A melhora dos resultados da operação brasileira da Gerdau no segundo trimestre de 2026 ainda está distante de representar uma recuperação consistente da companhia no País. Apesar do crescimento de 22% no Ebitda ajustado em relação ao trimestre anterior, a empresa avalia que a rentabilidade continua insuficiente para sustentar o negócio no longo prazo.
Durante a apresentação dos resultados, o CEO da Gerdau, Gustavo Werneck, e o CFO, Rafael Japur, afirmaram que o avanço registrado no período foi impulsionado principalmente por iniciativas internas de ganho de eficiência e redução de custos, e não por uma melhora das condições do mercado brasileiro.
“A gente segue otimizando as nossas operações no Brasil, numa jornada cada vez mais intensa de buscar um desempenho operacional em níveis que nós nunca tivemos”, afirmou Werneck.
O executivo, no entanto, evitou classificar o desempenho como o início de uma retomada estrutural da operação.
“Essa evolução vai ser pequena, incremental, porque os desafios continuam muito intensos”, disse.
Entre os fatores que continuam pressionando o setor siderúrgico, Werneck destacou a expectativa pela conclusão das investigações antidumping, que poderão reduzir a concorrência considerada desleal das importações de aço.
O CEO também ressaltou que o ambiente econômico e político exige cautela.
“Brasil é um negócio com muita volatilidade, tem eleição chegando. A gente não pode dizer que isso é o início de uma recuperação mais intensa“, afirmou.
Rentabilidade segue pressionada
Na avaliação do CFO Rafael Japur, o avanço dos indicadores precisa ser analisado dentro de um contexto de forte deterioração da rentabilidade da operação brasileira.
Segundo ele, a divisão vem registrando prejuízos desde o segundo semestre de 2025.
“A operação Brasil, que é a nossa casa, onde a gente nasceu e sempre foi a nossa fortaleza, está desde a metade do ano passado tendo prejuízos”, afirmou.
Japur ressaltou que o crescimento do trimestre ocorreu sobre uma base extremamente deprimida.
“Quando você está próximo de zero, qualquer crescimento tende ao infinito. Subiu, mas de um lugar muito baixo”.

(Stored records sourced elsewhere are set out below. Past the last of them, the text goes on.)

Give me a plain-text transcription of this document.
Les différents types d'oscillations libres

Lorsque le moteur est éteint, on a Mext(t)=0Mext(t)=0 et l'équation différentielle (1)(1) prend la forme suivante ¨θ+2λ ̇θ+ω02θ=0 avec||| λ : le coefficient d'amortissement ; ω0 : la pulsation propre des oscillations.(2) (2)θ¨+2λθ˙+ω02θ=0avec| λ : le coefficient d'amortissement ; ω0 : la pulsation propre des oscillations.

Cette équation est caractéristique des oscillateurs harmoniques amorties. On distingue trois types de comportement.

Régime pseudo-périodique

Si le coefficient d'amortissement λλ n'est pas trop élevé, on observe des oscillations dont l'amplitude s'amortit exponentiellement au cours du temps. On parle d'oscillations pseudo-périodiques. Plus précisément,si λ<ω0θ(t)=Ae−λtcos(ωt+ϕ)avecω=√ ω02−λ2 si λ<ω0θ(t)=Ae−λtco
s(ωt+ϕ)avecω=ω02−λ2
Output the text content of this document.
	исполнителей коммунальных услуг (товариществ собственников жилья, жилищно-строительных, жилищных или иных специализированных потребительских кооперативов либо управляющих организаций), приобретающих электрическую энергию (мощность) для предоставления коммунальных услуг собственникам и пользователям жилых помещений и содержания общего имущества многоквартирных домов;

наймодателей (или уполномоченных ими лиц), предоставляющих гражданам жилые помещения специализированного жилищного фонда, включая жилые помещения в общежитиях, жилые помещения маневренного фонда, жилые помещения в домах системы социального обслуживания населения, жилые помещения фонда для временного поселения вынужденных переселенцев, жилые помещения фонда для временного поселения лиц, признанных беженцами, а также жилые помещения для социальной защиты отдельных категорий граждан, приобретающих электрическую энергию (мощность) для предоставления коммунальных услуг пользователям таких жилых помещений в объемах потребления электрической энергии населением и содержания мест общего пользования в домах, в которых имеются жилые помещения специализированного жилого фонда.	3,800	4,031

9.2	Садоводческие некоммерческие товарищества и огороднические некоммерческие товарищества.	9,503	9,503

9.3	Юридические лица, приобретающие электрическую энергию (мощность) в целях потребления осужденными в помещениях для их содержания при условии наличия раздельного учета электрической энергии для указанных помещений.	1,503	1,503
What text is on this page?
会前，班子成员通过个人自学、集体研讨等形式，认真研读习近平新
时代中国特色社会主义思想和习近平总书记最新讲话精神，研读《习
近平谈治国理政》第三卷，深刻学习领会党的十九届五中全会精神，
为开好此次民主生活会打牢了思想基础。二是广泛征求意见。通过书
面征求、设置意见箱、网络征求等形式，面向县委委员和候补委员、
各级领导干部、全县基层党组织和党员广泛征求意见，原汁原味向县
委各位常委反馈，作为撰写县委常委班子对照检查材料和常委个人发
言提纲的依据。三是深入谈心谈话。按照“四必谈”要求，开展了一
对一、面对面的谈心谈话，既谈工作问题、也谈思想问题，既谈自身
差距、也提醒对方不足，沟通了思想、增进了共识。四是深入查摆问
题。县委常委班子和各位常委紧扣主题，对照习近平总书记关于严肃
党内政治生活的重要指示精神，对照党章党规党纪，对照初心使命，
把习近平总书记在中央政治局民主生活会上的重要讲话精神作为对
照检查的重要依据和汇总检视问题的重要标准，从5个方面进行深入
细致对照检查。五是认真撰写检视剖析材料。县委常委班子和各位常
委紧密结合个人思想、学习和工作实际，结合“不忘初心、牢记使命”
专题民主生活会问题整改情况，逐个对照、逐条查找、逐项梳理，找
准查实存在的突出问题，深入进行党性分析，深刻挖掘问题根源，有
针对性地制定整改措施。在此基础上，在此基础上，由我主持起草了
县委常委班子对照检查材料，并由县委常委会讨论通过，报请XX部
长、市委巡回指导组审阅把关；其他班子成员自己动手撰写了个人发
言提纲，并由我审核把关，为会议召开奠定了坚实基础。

No primeiro semestre de 2026, o Ebitda da operação brasileira ficou abaixo de R$ 1,3 bilhão, com margem de apenas 9,9%. Segundo o executivo, esse percentual praticamente corresponde ao custo de depreciação dos ativos industriais da companhia, evidenciando que a rentabilidade permanece muito aquém do necessário.
“A margem de 9% ou 10% passa muito longe do mínimo necessário para ficarmos no longo prazo e seguirmos crescendo”, afirmou.
Mesmo diante desse cenário, a companhia manteve o ritmo de investimentos para ampliar sua competitividade.
“A gente investiu para crescer e buscar competitividade mais de R$ 500 milhões acima do que geramos de Ebitda, sem considerar impostos, despesas financeiras e juros, que são muito altos no Brasil”, destacou.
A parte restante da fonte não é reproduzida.